This article appeared online at TheNewAmerican.com on Thursday, May 31, 2018:
Polls, surveys, and other economic and financial indicators just released confirm that the U.S. economy continues to generate goods and services at a torrid pace. Following a report by the government that the gross domestic product (GDP) came in slightly under forecast for the first quarter of 2018 at 2.2 percent annual growth, the New York Federal Reserve’s Nowcast is at three percent for the second quarter, while the St. Louis Fed’s Eco News index is predicting 3.6 percent growth and the Atlanta Fed’s Nowcast comes in at four percent.
Following ADP’s jobs report on Wednesday that the economy added 178,000 new jobs in April, forecasters are predicting that the jobs report from the Bureau of Labor Statistics (BLS) on Friday should come in close to 200,000.
Consumers are enjoying their tax cuts by spending some of their extra money at a greater rate than many expected. The government’s Bureau of Economic Analysis (BEA) just reported that consumer spending jumped 0.6 percent in April, following hard after a 0.5 percent jump in March.
The Federal Reserve’s “beige book” — an anecdotal review of economic activity noted by the Fed’s 12 regional banks — showed the U.S. economy “shifted into high gear” last month despite concerns over Trump’s tariffs. The Fed noted: “Contacts noted some concern about the uncertainty of international trade policy. Still, outlooks for near term growth were generally upbeat. Economic activity expanded moderately in late April and early May, with few shifts in the pattern of growth.”
Leo Nelissen, an investment advisor writing for Seeking Alpha, looks at five regional banks’ surveys every month and then combines them into a report to his clients. Every one of them remain strong, with “sub-indicators” (i.e., new orders, shipments, employment, prices, and future capital expenditures) showing continued improvement, with one regional index (Kansas City’s) reaching a new all-time high. New orders remain robust, with shipments reflecting them. Said Nelissen, “We are seeing one of the biggest increases [in shipping activity] since the start of the upswing in 2016 … indicat[ing] further strength for the U.S. transportation industry.”

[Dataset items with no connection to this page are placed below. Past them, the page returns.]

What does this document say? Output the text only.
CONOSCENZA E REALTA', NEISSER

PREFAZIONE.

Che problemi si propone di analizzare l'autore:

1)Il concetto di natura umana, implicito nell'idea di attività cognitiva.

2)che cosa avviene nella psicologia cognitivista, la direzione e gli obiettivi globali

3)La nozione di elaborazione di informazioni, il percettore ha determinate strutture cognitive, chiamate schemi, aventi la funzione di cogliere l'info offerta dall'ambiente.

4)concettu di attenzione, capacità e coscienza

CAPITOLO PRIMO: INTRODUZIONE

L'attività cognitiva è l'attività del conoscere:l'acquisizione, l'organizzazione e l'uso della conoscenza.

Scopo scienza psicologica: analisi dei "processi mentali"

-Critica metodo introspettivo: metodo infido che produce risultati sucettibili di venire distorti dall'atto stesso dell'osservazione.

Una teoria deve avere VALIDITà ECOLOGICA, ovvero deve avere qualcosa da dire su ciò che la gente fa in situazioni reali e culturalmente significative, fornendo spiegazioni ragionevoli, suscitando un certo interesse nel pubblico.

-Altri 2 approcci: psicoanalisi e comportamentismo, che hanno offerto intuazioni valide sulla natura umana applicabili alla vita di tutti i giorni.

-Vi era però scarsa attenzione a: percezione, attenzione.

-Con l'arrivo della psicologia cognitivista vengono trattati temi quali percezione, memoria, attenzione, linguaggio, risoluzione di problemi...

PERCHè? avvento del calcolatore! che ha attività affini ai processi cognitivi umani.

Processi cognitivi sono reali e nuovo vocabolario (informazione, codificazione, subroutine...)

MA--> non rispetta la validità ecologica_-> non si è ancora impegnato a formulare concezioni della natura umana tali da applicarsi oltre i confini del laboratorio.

Regional manufacturing employment “almost made a new high in May after starting in impressive rally in 2017,” added Nelissen.
Capex (capital expenditures), according to Nelissen, “is still at rock-solid levels. Not even 2010 got close to the current expectations.” All of which, according to Nelissen, bodes well for stocks: “[Our indicators] this month have shown that there is more momentum to the upside which is likely going to support the stock market … in the next three to six months.”
Add to that mix the improvement in consumer confidence increasing in May along with the increase in corporate profits jumping nearly eight percent in the first quarter and one is forced to conclude that the Trump economy continues at full throttle.
And it’s likely to continue well into the out years. Ben Leubsdorf, writing in The Wall Street Journal, noted that “fixed nonresidential investment [i.e., capital investments into new equipment, factories, and software technology] rose at a 9.2 percent annual rate in the first quarter, including a large upward revision for investment in intellectual property products such as software.”
This is the beginning of what this writer has repeatedly called the “turbo-charging effect” of new capital being repatriated from overseas, thanks to the tax reform act. That is probably a misnomer: the economy is already firing on all cylinders. That new capital is behaving more like an afterburner on a jet engine.